Pollution
Humain
Environnement
Economique

Un propulseur sans tuyère quitte l’installation de tir utilisée pour sa destruction, rebondit plusieurs fois au sol ou contre des obstacles, s’envole après avoir heurté une dénivellation, heurte un chêne à 150 m, s’immobilise et termine sa combustion, initiant un feu de broussailles dans le polygone d’essais.

Le responsable de tir donne l’alerte à 14h10. Le PC du service sécurité déclenche l’alerte POI (sirène). Le chef d’intervention arrive sur la zone de tir à 14h15 et, conjointement avec le responsable de tir, décide de la voie d’accès à emprunter par le véhicule tout terrain d’extinction de feu. L’incendie de quelques m² est éteint à 14h20. L’alerte POI est levée (2ème sirène) et les autorités sont informées (mairie, gendarmerie, DREAL…).

L’installation de tir comporte une buse carrée en béton de 2,4 t percée qui reçoit le propulseur déposé sur un lit de sable. Une plaque en acier maintenue par 2 blocs béton de 500 kg disposés l’un sur l’autre ferme l’extrémité de la cavité. L’ensemble se trouve dans une enceinte grillagée. Le tir était réalisé dans le cadre de la destruction de produits anciens ; le propulseur ne possédait pas de tuyère et le canal central déformé du propergol rendait sa combustion irrégulière. Malgré cela, la poussée générée a été suffisante pour repousser la plaque en acier et les cubes en béton, endommager la structure grillagée (rupture de 2 vis et pliage de 2 cornières en acier), permettre le passage du propulseur à l’extérieur, puis sa trajectoire « chaotique ».

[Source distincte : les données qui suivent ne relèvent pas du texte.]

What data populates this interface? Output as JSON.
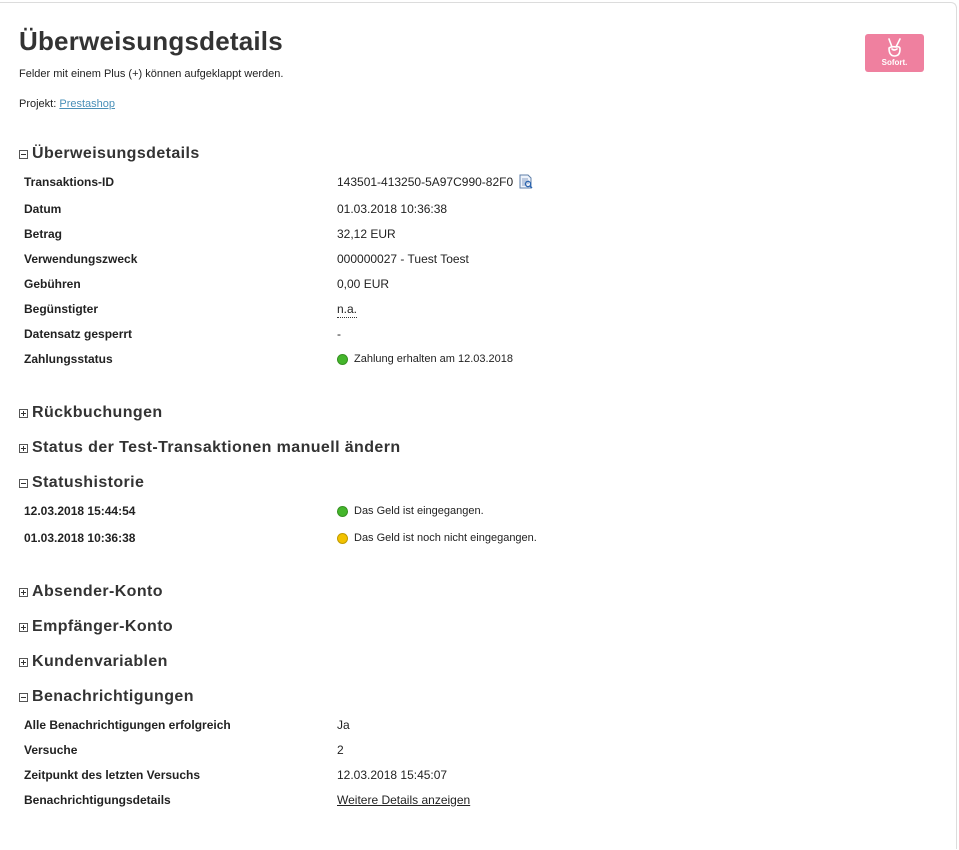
{
  "page": {
    "title": "Überweisungsdetails",
    "hint": "Felder mit einem Plus (+) können aufgeklappt werden.",
    "project_label": "Projekt:",
    "project_link": "Prestashop",
    "logo_text": "Sofort."
  },
  "sections": {
    "details": {
      "heading": "Überweisungsdetails",
      "rows": [
        {
          "label": "Transaktions-ID",
          "value": "143501-413250-5A97C990-82F0"
        },
        {
          "label": "Datum",
          "value": "01.03.2018 10:36:38"
        },
        {
          "label": "Betrag",
          "value": "32,12 EUR"
        },
        {
          "label": "Verwendungszweck",
          "value": "000000027 - Tuest Toest"
        },
        {
          "label": "Gebühren",
          "value": "0,00 EUR"
        },
        {
          "label": "Begünstigter",
          "value": "n.a."
        },
        {
          "label": "Datensatz gesperrt",
          "value": "-"
        },
        {
          "label": "Zahlungsstatus",
          "value": "Zahlung erhalten am 12.03.2018"
        }
      ]
    },
    "rueckbuchungen": {
      "heading": "Rückbuchungen"
    },
    "test_status": {
      "heading": "Status der Test-Transaktionen manuell ändern"
    },
    "statushistorie": {
      "heading": "Statushistorie",
      "rows": [
        {
          "label": "12.03.2018 15:44:54",
          "value": "Das Geld ist eingegangen."
        },
        {
          "label": "01.03.2018 10:36:38",
          "value": "Das Geld ist noch nicht eingegangen."
        }
      ]
    },
    "absender": {
      "heading": "Absender-Konto"
    },
    "empfaenger": {
      "heading": "Empfänger-Konto"
    },
    "kundenvariablen": {
      "heading": "Kundenvariablen"
    },
    "benachrichtigungen": {
      "heading": "Benachrichtigungen",
      "rows": [
        {
          "label": "Alle Benachrichtigungen erfolgreich",
          "value": "Ja"
        },
        {
          "label": "Versuche",
          "value": "2"
        },
        {
          "label": "Zeitpunkt des letzten Versuchs",
          "value": "12.03.2018 15:45:07"
        },
        {
          "label": "Benachrichtigungsdetails",
          "value": "Weitere Details anzeigen"
        }
      ]
    }
  },
  "colors": {
    "status_green": "#44b62b",
    "status_yellow": "#f2c200",
    "logo_pink": "#ef809f",
    "link": "#4a90b8"
  },
  "icons": [
    "collapse-icon",
    "expand-icon",
    "document-icon",
    "status-dot",
    "sofort-hand-icon"
  ]
}
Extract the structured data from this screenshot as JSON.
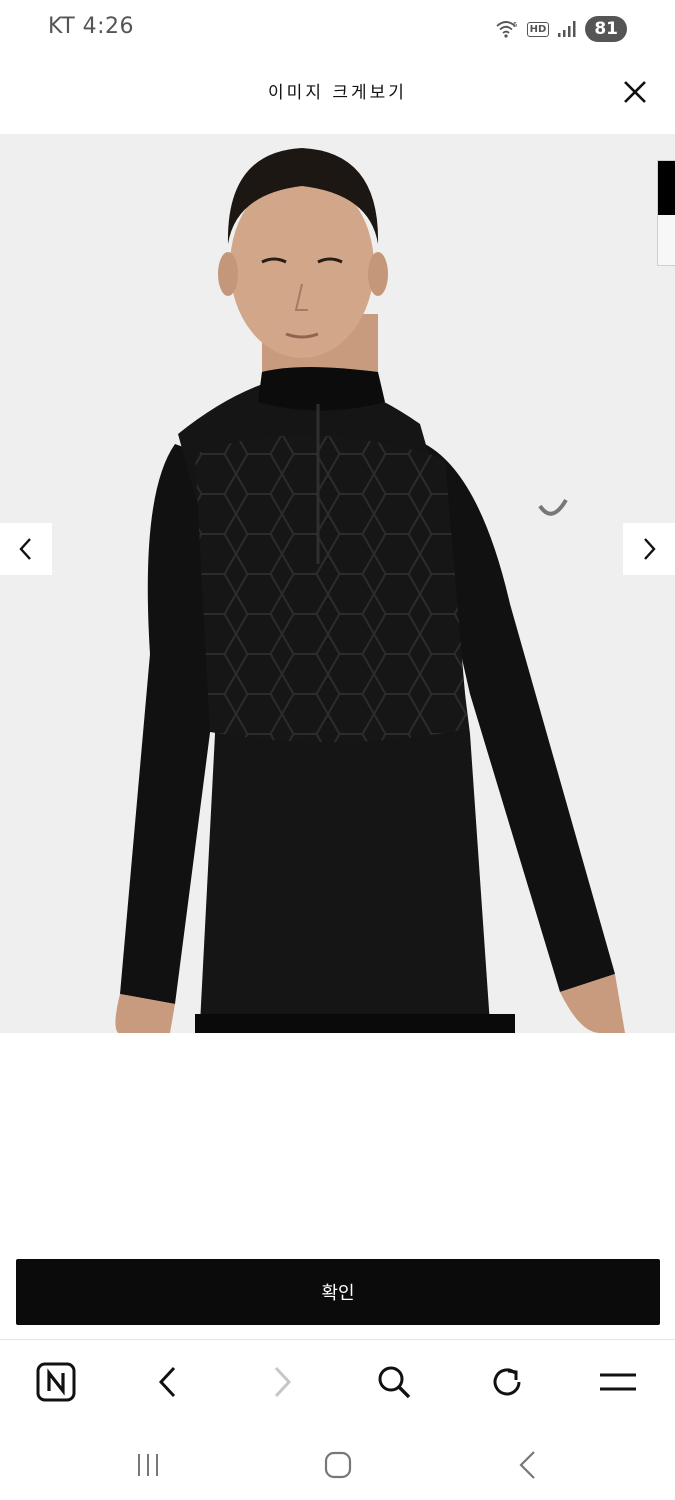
{
  "status_bar": {
    "time": "KT 4:26",
    "hd_label": "HD",
    "battery": "81",
    "icons": [
      "wifi-icon",
      "hd-icon",
      "signal-icon",
      "battery-icon"
    ]
  },
  "header": {
    "title": "이미지 크게보기",
    "close_icon": "close-icon"
  },
  "viewer": {
    "image_icon": "product-photo",
    "prev_icon": "chevron-left-icon",
    "next_icon": "chevron-right-icon"
  },
  "confirm": {
    "label": "확인"
  },
  "toolbar": {
    "items": [
      "naver-home-icon",
      "back-icon",
      "forward-icon",
      "search-icon",
      "refresh-icon",
      "menu-icon"
    ]
  },
  "system_nav": {
    "items": [
      "recent-apps-icon",
      "home-icon",
      "system-back-icon"
    ]
  },
  "colors": {
    "accent": "#0b0b0b",
    "background": "#efefef",
    "status_gray": "#555555"
  }
}
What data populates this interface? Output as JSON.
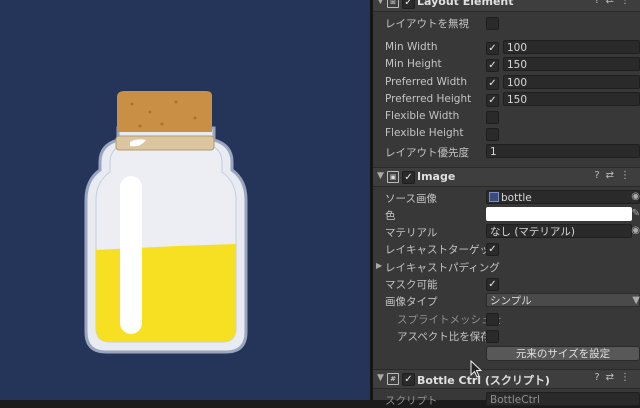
{
  "colors": {
    "scene_bg": "#253459",
    "inspector_bg": "#383838",
    "liquid": "#f7e021",
    "cork": "#c98f45"
  },
  "layout_element": {
    "title": "Layout Element",
    "rows": [
      {
        "label": "レイアウトを無視",
        "checked": false,
        "value": null
      },
      {
        "label": "Min Width",
        "checked": true,
        "value": "100"
      },
      {
        "label": "Min Height",
        "checked": true,
        "value": "150"
      },
      {
        "label": "Preferred Width",
        "checked": true,
        "value": "100"
      },
      {
        "label": "Preferred Height",
        "checked": true,
        "value": "150"
      },
      {
        "label": "Flexible Width",
        "checked": false,
        "value": null
      },
      {
        "label": "Flexible Height",
        "checked": false,
        "value": null
      },
      {
        "label": "レイアウト優先度",
        "checked": null,
        "value": "1"
      }
    ]
  },
  "image": {
    "title": "Image",
    "source_label": "ソース画像",
    "source_value": "bottle",
    "color_label": "色",
    "material_label": "マテリアル",
    "material_value": "なし (マテリアル)",
    "raycast_target_label": "レイキャストターゲット",
    "raycast_padding_label": "レイキャストパディング",
    "maskable_label": "マスク可能",
    "image_type_label": "画像タイプ",
    "image_type_value": "シンプル",
    "use_sprite_mesh_label": "スプライトメッシュを",
    "preserve_aspect_label": "アスペクト比を保存",
    "set_native_size_label": "元来のサイズを設定"
  },
  "bottle_ctrl": {
    "title": "Bottle Ctrl (スクリプト)",
    "script_label": "スクリプト",
    "script_value": "BottleCtrl"
  }
}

Le comportement non nominal du propulseur n’a pas été conforme à ce qui était prévu. L’exploitant renforce la tenue de la culée de tir pour maintenir le propulseur dans la buse de protection en évitant le déplacement vers l’arrière. La buse en béton est amenée en butée contre un mur en béton, la grille est réparée et des blocs en béton supplémentaires sont ajoutés en renforcement.